Esempio Corea del Sud: più si è ricchi, meno figli si fanno

“Caso emblematico – spiega il ministro – è la Corea del Sud. Fino a 30 anni fa aveva 5, 6 figli per donna. Adesso è sotto uno. Cosa è successo? Uno sviluppo galoppante dal punto di vista tecnologico, economico, in tutti campi, anche artistico. E la natalità è crollata””In Italia – racconta Roccella – una volta si facevano i figli sotto le bombe, anche in situazioni di estrema povertà. Potrebbe sembrare un controsenso, ma non lo è. Sul piano generale e’ chiaro che le motivazioni sono culturali. Poi, certo, sul piano personale, individuale, di coppia, le motivazioni economiche hanno un peso. Se c’è conciliazione vita-lavoro, un lavoro stabile, sostegni economici, è chiaro che questo aiuta a fare i figli che si desiderano. Ed è sull’aspetto economico che più facilmente un governo può incidere, e lo stiamo facendo”.

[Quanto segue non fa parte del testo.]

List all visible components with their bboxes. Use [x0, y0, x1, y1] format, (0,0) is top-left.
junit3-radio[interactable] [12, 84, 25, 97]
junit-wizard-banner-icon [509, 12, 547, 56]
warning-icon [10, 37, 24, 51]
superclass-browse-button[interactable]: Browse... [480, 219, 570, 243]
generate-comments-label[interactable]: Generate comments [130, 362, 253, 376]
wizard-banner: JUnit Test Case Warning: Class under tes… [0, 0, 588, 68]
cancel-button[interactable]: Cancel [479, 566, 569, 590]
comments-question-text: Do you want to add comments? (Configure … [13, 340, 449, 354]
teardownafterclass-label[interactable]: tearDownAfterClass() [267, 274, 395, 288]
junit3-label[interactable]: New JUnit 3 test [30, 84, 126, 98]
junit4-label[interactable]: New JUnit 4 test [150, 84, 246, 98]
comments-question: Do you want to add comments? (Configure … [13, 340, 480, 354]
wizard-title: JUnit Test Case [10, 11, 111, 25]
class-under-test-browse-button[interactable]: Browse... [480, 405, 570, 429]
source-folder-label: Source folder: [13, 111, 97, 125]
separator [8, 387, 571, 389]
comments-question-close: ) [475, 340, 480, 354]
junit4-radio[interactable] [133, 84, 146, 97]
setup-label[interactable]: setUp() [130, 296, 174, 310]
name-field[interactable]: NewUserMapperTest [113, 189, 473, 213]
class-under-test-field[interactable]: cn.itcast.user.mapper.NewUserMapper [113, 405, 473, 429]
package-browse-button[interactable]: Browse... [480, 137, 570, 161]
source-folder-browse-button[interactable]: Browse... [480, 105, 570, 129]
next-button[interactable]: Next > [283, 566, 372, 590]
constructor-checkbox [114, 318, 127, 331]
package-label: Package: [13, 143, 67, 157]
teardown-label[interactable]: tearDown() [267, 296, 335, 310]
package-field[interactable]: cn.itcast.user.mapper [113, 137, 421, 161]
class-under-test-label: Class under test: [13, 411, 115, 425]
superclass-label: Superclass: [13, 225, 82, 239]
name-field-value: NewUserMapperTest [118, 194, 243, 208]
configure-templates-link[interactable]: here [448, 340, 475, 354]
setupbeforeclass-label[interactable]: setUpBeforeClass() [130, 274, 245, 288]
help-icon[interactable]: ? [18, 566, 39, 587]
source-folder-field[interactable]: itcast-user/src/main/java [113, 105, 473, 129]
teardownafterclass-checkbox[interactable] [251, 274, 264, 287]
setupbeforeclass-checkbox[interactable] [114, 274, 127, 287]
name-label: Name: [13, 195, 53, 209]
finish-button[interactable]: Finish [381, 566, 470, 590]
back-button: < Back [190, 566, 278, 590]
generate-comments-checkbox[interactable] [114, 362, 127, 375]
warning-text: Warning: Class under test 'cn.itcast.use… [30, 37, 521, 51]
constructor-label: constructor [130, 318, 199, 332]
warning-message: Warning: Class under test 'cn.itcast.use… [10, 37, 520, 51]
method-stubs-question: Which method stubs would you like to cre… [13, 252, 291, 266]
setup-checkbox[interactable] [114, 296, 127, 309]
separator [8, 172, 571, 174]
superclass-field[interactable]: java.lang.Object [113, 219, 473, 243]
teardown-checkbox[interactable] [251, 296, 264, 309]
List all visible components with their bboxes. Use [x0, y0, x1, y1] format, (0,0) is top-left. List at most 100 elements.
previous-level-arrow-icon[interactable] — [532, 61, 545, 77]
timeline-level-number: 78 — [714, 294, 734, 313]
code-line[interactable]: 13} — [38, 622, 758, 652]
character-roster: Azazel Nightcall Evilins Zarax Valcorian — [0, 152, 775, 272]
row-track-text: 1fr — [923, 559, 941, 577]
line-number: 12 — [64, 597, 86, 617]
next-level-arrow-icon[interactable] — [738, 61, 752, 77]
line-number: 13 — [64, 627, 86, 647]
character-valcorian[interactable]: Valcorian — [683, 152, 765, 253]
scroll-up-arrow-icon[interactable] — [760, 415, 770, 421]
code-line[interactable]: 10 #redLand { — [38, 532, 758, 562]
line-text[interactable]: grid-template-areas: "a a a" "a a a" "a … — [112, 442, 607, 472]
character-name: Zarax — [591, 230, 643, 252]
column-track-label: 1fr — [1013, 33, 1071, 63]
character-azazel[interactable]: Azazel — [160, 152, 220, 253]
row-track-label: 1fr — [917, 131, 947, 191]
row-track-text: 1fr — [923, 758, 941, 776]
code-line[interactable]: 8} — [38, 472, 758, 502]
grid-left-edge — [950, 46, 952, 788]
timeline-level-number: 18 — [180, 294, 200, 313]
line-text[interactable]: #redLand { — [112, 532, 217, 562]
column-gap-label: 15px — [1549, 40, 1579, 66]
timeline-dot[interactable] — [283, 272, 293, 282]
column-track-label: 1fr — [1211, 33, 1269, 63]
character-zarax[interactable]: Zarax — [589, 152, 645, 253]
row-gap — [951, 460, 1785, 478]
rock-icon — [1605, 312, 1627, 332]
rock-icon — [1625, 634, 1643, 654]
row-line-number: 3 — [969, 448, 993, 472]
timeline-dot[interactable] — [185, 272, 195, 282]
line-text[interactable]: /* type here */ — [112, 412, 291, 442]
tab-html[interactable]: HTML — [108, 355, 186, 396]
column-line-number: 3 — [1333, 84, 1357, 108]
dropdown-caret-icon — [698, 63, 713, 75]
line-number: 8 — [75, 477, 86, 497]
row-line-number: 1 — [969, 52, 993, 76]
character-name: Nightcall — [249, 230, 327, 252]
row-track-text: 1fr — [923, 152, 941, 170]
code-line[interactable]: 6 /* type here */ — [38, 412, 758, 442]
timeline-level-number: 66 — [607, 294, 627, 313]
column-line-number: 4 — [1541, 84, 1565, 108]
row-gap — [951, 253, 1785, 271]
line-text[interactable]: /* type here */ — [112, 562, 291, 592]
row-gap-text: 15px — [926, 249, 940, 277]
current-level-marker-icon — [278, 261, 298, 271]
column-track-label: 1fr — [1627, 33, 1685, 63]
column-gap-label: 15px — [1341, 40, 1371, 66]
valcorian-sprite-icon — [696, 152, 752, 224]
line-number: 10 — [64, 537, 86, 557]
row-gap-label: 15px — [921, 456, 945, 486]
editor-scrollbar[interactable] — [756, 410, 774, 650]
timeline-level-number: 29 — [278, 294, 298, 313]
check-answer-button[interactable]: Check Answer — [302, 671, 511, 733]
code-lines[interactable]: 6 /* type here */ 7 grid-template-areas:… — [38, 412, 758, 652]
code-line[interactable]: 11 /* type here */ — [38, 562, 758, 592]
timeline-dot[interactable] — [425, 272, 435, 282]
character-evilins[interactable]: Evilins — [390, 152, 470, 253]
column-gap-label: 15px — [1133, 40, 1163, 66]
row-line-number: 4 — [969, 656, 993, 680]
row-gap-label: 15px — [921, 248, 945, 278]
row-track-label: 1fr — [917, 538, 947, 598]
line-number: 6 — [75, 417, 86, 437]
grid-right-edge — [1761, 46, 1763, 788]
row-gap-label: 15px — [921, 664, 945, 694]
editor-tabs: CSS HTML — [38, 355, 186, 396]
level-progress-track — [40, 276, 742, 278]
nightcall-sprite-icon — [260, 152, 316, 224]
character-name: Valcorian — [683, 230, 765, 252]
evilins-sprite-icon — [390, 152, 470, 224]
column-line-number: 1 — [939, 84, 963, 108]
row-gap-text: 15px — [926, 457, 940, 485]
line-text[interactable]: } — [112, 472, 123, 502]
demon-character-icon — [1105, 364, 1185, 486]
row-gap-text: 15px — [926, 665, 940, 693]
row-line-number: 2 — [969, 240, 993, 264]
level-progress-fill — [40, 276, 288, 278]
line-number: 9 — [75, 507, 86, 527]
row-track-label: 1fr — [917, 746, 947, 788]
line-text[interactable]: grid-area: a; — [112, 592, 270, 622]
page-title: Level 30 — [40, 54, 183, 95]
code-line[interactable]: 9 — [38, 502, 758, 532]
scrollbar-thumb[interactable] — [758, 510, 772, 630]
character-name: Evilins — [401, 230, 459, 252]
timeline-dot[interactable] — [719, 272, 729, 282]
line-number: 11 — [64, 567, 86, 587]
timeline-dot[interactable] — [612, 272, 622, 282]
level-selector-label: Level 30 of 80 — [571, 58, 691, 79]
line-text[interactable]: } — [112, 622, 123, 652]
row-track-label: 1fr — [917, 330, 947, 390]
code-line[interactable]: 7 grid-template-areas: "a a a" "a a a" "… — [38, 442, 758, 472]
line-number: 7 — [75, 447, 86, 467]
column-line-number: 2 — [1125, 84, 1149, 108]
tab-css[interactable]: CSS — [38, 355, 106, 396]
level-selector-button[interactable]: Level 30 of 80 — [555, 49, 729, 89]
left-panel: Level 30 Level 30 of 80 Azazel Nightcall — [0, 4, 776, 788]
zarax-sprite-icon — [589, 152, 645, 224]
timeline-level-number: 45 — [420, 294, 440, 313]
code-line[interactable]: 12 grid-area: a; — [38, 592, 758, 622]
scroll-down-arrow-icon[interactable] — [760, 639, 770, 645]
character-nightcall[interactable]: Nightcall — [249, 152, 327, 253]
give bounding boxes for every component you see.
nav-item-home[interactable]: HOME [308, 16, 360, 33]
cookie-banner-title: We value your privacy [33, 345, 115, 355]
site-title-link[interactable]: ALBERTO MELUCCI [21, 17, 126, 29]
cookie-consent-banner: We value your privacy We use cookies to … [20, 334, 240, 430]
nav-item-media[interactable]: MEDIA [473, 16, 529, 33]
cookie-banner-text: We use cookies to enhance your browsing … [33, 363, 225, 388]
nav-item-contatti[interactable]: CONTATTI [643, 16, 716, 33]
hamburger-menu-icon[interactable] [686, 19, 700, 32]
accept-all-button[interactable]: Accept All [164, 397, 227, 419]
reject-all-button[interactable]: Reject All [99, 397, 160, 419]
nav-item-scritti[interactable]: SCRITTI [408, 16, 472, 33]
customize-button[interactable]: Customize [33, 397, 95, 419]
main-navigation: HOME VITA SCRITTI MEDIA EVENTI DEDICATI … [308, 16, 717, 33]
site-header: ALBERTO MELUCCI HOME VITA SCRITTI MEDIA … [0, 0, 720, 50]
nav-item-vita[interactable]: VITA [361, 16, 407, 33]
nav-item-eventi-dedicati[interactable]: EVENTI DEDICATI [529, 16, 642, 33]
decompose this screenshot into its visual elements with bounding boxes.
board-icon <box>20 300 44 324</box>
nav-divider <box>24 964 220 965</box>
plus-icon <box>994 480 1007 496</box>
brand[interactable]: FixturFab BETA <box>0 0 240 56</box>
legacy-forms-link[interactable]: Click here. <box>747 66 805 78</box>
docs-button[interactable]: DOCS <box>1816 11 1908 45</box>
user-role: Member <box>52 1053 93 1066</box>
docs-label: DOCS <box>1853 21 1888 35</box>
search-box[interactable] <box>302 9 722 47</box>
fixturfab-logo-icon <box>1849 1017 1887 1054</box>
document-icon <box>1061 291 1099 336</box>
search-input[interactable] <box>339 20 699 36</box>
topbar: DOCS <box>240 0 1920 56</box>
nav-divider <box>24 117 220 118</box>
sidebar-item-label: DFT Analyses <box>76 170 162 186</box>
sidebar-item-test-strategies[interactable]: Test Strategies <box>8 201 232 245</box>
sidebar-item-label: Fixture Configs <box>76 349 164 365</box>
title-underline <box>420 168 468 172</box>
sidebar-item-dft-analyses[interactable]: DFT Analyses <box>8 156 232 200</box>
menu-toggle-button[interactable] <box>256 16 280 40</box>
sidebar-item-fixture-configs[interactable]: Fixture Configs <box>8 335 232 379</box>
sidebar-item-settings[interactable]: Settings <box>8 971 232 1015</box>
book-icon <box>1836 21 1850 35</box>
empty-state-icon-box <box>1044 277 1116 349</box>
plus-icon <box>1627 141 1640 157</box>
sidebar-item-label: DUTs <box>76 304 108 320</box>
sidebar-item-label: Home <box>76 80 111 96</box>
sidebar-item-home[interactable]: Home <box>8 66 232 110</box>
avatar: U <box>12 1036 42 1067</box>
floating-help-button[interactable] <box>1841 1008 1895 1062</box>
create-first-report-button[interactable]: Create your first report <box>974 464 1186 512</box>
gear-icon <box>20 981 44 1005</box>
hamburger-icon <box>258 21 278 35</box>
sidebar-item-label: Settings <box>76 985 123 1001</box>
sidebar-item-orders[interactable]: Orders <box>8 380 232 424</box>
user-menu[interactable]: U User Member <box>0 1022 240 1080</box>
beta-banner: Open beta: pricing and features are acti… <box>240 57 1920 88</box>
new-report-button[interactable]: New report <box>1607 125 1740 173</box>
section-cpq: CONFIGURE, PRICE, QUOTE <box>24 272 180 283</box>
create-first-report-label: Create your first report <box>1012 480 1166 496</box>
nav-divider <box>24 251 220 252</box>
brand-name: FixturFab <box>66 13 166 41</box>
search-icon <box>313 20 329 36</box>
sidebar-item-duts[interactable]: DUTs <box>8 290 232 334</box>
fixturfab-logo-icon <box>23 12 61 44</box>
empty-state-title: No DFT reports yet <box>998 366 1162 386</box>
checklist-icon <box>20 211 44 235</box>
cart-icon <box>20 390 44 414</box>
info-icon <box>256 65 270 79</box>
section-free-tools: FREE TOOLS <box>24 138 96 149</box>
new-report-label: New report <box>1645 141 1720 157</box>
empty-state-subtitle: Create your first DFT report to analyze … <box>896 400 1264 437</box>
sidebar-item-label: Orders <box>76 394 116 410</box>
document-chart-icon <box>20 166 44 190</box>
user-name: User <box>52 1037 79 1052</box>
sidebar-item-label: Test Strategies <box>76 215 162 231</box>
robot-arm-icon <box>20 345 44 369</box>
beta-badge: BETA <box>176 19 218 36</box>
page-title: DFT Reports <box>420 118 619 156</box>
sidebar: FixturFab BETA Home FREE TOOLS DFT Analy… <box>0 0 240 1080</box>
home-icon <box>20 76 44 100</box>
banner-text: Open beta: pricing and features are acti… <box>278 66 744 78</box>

Roccella: prima la denatalità era sottovaluta, lavoriamo per cambiare la tendenza

Tuttavia, in base agli ultimi dati Istat l’Italia non se la passa molto bene: “Vero. Ma la differenza con il passato è che noi abbiamo iniziato a investire. Prima in Italia la denatalità era sottovalutata, pochi ne parlavano. La Francia invece ha iniziato ad agire con misure importanti già con Mitterand, negli anni ’80. Eppure anche lì la situazione oggi è peggiorata e la differenza con noi e’ solo dello 0,3-0,4 per cento”. C’è speranza: “Certo, ma bisogna sapere che quando si va troppo sotto comincia una spirale da cui è difficilissimo tornare indietro, perché diminuiscono le donne in età fertile. Da noi la popolazione continuerà ancora inevitabilmente a calare, per recuperare subito dovremmo fare 4-5 figli per donna. Ciò a cui bisogna puntare è cambiare la tendenza”.

Per i nuovi nati non chiamatelo bonus: stavolta è un intervento strutturale

La sinistra spesso invoca l’immigrazione come panacea contro la denatalità, ma la Roccella cita i precedenti: “La Germania ha fatto una politica di questo tipo. Però gli immigrati appena arrivano nei Paesi europei assumono le nostre abitudini riproduttive, e fanno meno figli. Sperare nell’immigrazione è una specie di pozzo senza fondo. Tra l’altro, sta diminuendo la natalità anche in Africa”. La ministra osserva infine che “non possiamo invertire in poco tempo questo processo, ma lo possiamo frenare. Per prima cosa abbiamo posto il tema. E abbiamo agito concretamente, su tre pilastri. Primo: i trasferimenti economici diretti. Il secondo pilastro e’ la conciliazione. Terzo pilastro: i servizi. Sugli asili nido abbiamo messo i soldi del Pnrr ma anche altre risorse”.

Quanto al bonus nuovi nati: “È diverso da quelli del passato. Viene chiamato bonus ma non lo è, perché è strutturale. È un modo sostitutivo per incrementare i soldi in tasca per le famiglie, non potendo intervenire sull’assegno unico che, come accennato, e’ sotto procedura d’infrazione per come e’ stato scritto dalla sinistra, che però non lo difende. Lo stiamo difendendo noi. E stiamo insistendo per porre con più forza il tema della demografia all’attenzione dell’Europa, che finora non ne ha avuta molta” conclude Roccella.